“You have to wait” – A hermeneutic phenomenological exploration of unaccompanied minors waiting for asylum response in Norway
This dissertation explores how waiting for asylum response is experienced by young unaccompanied minors between the ages of 15 and 18 by asking: How is it like to be an unaccompanied minor waiting for asylum response in Norway?
This dissertation is based on both the teenager’s descriptions of their lived experiences of waiting for asylum and their teachers experiences of teaching them. The dissertation explores waiting as a human experience adding to the body of knowledge the nuanced existential understandings of waiting. Based on the young unaccompanied minors’ description of waiting and their teachers’ descriptions of their dilemmas and challenges of teaching them, this PhD dissertation explores what it means to be an unaccompanied teenager waiting for asylum in Norway in four studies.
Three aspects of this dissertation are brought forward, what it means to construct the identity of unaccompanied minors, waiting as experienced by unaccompanied teenagers and teachers’ pedagogical realities of teaching these teenagers. To achieve this, I use policy discourse analysis and content analysis in study one to show that even though it is necessary to communicate about this category of newcomers within Norwegian policy (2004-2016), the constructed identity glosses over the actual individual realities and vulnerabilities of seeking asylum as an unaccompanied minor. The empirical studies (studies two and three), show that waiting for asylum responses was undefined both legally and politically from the onset. The expectation that waiting for asylum would be easier and the process faster was thwarted by uncertainty and an ambivalent reception. This situation does not change as time goes by. Instead the unaccompanied teenagers are longing for such qualities as goodness, a home that has qualities of a home and to be able to be at home in the new language- Norwegian. When these qualities that could have made waiting bearable are missing, these teenagers are rendered invisible within the Norwegian society and school.

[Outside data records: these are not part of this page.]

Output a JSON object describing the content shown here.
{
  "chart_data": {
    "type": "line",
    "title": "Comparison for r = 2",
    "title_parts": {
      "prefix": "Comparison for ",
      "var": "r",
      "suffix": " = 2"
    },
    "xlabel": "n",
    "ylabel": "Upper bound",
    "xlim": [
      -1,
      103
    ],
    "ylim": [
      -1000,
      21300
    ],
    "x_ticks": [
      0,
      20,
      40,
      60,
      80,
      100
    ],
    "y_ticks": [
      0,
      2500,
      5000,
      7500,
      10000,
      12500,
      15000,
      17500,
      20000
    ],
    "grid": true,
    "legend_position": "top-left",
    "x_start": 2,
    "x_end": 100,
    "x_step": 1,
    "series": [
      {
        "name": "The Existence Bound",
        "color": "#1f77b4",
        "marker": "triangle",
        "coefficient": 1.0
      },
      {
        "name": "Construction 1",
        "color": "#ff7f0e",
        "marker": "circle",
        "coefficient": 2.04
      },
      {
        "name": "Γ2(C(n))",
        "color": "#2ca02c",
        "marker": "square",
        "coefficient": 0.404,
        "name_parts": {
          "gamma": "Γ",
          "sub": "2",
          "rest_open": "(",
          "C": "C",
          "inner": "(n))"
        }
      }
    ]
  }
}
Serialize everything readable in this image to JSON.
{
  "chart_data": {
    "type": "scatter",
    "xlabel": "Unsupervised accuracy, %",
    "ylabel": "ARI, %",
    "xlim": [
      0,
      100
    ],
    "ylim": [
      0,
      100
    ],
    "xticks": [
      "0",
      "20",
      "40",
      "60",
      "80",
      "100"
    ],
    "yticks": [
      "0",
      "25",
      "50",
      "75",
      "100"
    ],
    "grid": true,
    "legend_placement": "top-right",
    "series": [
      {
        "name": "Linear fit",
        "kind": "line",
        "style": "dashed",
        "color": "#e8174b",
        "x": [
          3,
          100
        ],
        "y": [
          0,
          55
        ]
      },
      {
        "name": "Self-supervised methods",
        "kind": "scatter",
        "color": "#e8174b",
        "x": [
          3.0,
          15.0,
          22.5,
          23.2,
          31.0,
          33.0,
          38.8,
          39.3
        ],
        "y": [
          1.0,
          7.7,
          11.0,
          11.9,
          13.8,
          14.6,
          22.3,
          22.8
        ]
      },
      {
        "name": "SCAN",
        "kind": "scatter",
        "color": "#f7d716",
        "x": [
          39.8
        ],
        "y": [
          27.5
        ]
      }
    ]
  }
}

In study four we explore and show that the encounter between the teacher and the unaccompanied teenagers brings to the core the vulnerable other- unaccompanied children. Pedagogical dilemmas and challenges of encountering strangeness and foreignness are raised to point out the aporetic nature of pedagogic and teaching- where one has to have room for the unexpected happenings and accommodate them.
Both the empirical studies (Studies Two, Three and Four) and the explorative study (Study One), sustain the idea that, waiting is situated, personal and difficult, more so to vulnerable and unaccompanied young people seeking asylum, especially when it is uncertain and beyond them. Thus, their experiences are meaningful, contextual and there is a possibility to encounter them in pedagogical ways that speaks to their humanness. What is made explicit in this dissertation is that all children matter, regardless of where they come from, and as fellow human-beings, especially adults, we have an enduring responsibility to encounter them as human-beings worthy of humanity.